2. **`kKernelAlgo = 1` (Simple Loop):**
* **Strategy:** This algorithm also iterates along the K dimension in
steps of `k_per_iter` (256), but uses a simple `for` loop without
explicit `#pragma unroll`. It relies on the compiler's default loop
optimization capabilities.
* **Pros:** Simpler code, smaller code size compared to Algorithm 0.
Less likely to cause register pressure or instruction cache issues.
Easier for the compiler to reason about.
* **Cons:** May incur higher loop overhead compared to effective
unrolling. Performance might be lower if loop overhead is significant.
* **Performance Expectation:** A solid baseline. Might be close to
Algorithm 0 if the compiler performs implicit unrolling effectively, or
faster if Algorithm 0 suffers from code bloat penalties.

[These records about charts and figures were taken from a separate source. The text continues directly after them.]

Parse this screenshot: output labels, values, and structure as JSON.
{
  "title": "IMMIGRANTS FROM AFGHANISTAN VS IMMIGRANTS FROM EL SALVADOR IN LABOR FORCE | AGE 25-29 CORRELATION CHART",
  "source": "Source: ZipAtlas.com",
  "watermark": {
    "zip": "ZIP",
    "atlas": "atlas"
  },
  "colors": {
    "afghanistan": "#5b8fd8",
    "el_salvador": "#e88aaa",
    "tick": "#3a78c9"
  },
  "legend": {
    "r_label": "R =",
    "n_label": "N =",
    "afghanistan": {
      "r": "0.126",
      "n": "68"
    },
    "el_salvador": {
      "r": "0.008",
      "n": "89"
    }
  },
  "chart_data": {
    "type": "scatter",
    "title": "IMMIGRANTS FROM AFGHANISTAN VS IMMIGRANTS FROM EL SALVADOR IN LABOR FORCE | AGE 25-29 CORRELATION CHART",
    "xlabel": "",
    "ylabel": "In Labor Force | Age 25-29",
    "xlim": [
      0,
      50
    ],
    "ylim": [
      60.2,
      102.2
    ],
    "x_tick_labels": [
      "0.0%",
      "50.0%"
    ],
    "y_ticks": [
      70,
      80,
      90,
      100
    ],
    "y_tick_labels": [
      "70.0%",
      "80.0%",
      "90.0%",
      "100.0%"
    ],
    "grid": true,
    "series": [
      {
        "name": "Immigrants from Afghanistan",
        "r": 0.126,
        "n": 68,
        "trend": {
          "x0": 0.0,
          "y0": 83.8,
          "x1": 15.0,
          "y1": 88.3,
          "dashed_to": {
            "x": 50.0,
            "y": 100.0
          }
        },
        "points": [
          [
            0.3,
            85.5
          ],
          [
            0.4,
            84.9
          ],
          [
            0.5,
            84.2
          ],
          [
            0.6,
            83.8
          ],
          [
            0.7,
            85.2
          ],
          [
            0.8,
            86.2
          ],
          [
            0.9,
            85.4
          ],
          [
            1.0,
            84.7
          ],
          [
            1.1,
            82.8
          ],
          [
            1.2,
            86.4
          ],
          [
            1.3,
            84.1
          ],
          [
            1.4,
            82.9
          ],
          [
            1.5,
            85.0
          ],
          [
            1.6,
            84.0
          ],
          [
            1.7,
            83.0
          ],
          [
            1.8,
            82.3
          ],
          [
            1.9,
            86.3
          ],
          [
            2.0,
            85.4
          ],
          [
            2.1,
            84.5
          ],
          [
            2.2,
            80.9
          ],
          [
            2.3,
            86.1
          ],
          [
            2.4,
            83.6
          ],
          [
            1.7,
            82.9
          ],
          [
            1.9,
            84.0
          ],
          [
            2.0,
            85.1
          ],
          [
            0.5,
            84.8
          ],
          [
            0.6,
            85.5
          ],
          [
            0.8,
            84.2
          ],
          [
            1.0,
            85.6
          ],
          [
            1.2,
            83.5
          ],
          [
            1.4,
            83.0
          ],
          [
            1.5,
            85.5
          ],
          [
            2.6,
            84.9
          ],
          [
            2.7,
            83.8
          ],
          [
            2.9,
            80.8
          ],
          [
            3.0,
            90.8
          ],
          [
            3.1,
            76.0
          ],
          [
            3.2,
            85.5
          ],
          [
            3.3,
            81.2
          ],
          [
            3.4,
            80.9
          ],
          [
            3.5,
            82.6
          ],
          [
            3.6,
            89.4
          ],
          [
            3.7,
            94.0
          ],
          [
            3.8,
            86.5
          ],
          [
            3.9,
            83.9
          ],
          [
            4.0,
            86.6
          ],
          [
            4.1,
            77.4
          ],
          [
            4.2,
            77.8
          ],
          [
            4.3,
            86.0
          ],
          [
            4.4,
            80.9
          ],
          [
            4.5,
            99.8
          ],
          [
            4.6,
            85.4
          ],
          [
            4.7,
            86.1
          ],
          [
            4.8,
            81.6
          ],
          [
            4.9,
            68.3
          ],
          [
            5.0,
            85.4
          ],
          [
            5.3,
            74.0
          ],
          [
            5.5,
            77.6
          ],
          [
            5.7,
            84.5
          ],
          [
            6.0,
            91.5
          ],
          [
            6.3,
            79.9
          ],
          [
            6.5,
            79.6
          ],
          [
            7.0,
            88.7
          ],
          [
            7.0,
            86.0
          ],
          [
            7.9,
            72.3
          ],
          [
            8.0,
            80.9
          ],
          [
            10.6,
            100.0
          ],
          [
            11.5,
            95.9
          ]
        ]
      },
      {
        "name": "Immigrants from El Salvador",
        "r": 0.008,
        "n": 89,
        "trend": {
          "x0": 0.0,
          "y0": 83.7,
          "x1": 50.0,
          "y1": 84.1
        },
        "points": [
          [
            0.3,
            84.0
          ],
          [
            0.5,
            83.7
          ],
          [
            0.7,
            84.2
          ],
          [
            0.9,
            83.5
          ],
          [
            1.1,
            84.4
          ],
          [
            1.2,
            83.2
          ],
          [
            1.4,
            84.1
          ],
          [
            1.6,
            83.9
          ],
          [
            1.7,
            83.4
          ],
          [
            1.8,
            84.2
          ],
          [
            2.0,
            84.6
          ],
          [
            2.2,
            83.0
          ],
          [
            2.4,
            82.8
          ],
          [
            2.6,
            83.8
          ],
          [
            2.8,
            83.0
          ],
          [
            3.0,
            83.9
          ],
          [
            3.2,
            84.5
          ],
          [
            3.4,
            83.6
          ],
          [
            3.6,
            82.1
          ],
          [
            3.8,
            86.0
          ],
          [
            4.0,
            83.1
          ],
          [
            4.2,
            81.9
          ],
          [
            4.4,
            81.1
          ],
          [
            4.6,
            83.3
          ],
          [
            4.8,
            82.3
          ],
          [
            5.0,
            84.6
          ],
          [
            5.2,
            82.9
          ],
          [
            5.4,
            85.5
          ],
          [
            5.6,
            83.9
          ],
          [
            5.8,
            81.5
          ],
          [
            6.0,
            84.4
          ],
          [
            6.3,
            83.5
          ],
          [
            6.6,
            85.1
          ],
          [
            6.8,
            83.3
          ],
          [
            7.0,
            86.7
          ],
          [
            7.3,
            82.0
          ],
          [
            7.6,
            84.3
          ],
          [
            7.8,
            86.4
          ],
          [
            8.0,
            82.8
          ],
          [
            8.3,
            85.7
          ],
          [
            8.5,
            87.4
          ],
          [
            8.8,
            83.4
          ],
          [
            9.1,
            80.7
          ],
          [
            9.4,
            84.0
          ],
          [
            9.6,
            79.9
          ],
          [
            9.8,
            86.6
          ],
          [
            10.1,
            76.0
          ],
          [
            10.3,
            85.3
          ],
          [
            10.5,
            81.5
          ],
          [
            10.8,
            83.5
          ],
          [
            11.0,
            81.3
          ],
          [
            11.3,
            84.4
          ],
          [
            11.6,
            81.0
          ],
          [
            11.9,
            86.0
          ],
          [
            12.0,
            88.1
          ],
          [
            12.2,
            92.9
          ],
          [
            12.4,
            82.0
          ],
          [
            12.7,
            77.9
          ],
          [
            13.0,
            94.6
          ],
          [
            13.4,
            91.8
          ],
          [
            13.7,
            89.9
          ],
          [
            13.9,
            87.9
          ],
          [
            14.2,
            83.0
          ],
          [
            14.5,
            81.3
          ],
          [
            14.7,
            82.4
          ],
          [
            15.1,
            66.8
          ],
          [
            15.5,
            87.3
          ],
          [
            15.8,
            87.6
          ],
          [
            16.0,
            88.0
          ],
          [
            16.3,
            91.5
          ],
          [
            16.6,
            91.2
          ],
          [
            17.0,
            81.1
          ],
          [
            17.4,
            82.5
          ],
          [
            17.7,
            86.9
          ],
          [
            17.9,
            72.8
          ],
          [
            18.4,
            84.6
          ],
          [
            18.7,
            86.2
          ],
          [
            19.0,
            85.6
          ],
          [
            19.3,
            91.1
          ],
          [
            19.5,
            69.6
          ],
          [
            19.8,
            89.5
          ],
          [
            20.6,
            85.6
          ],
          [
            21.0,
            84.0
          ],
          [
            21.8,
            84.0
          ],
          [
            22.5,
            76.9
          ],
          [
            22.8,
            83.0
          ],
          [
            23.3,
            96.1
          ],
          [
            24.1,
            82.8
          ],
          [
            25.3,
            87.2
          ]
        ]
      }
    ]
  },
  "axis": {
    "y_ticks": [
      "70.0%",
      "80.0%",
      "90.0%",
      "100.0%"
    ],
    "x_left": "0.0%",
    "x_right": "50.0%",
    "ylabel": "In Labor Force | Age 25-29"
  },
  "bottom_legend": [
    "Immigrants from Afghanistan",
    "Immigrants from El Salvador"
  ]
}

3. **`kKernelAlgo = 2` (Block Size Iteration):**
* **Strategy:** This algorithm changes the iteration strategy
fundamentally. Instead of iterating in fixed steps of `k_per_iter`, it
iterates based on the quantization `block_size`. The outer loop runs
`blocks_per_K` (`K / block_size`) times. Inside this loop, the scale and
zero point for the *entire block* are fetched once per warp. Then, each
thread checks if its assigned K-elements (`lane_offset`) fall within the
current `block_size` chunk and processes them using the fetched
scale/zp.
* **Pros:** Directly aligns with the block quantization data structure.
Fetches scale/zero-point values less frequently (once per `block_size`
chunk per warp), potentially reducing shared memory bank conflicts or
register usage compared to calculating the index (`current_meta_k`) in
every inner step as in Algo 0/1. Might have better memory access
patterns for scale/zp data.
* **Cons:** The outer loop iterates `K / block_size` times. If
`block_size` is small (e.g., 16, 32), this could be many iterations. The
logic inside the loop (`if (current_k_base < k_end_block ...)`) adds
conditional execution.
* **Performance Expectation:** Performance depends heavily on the
`block_size`. If `block_size` is large (e.g., 128, 256), the number of
outer loop iterations is small, and the efficiency gain from fetching
scale/zp once per block might outweigh the overhead. If `block_size` is
small, the overhead of the outer loop might dominate.
**Next Step:**
1. **Profile:** The most reliable way is to benchmark all three
algorithms (`kKernelAlgo = 0, 1, 2`) on your target GPU hardware with
representative input sizes (`N`, `K`), data types (`T`), and
`block_size` values. Use profiling tools like NVIDIA Nsight Compute to
analyze performance metrics (execution time, occupancy, instruction
throughput, memory bandwidth, cache hit rates, register spills).
2. **Hypothesize based on `block_size`:**
* For **large `block_size`** (e.g., 128, 256), Algorithm 2 might be
competitive or even the best due to efficient scale/ZP handling.
Algorithm 0 could also be very fast.
* For **small `block_size`** (e.g., 16, 32), Algorithm 0 (unroll) or
Algorithm 1 (simple loop) might outperform Algorithm 2 due to lower loop
overhead in the K dimension.
3. Compare performance with TRT LLM FpA IntB GEMM.
### Motivation and Context
4 bits has accuracy loss for some LLM, need more bits for some layers.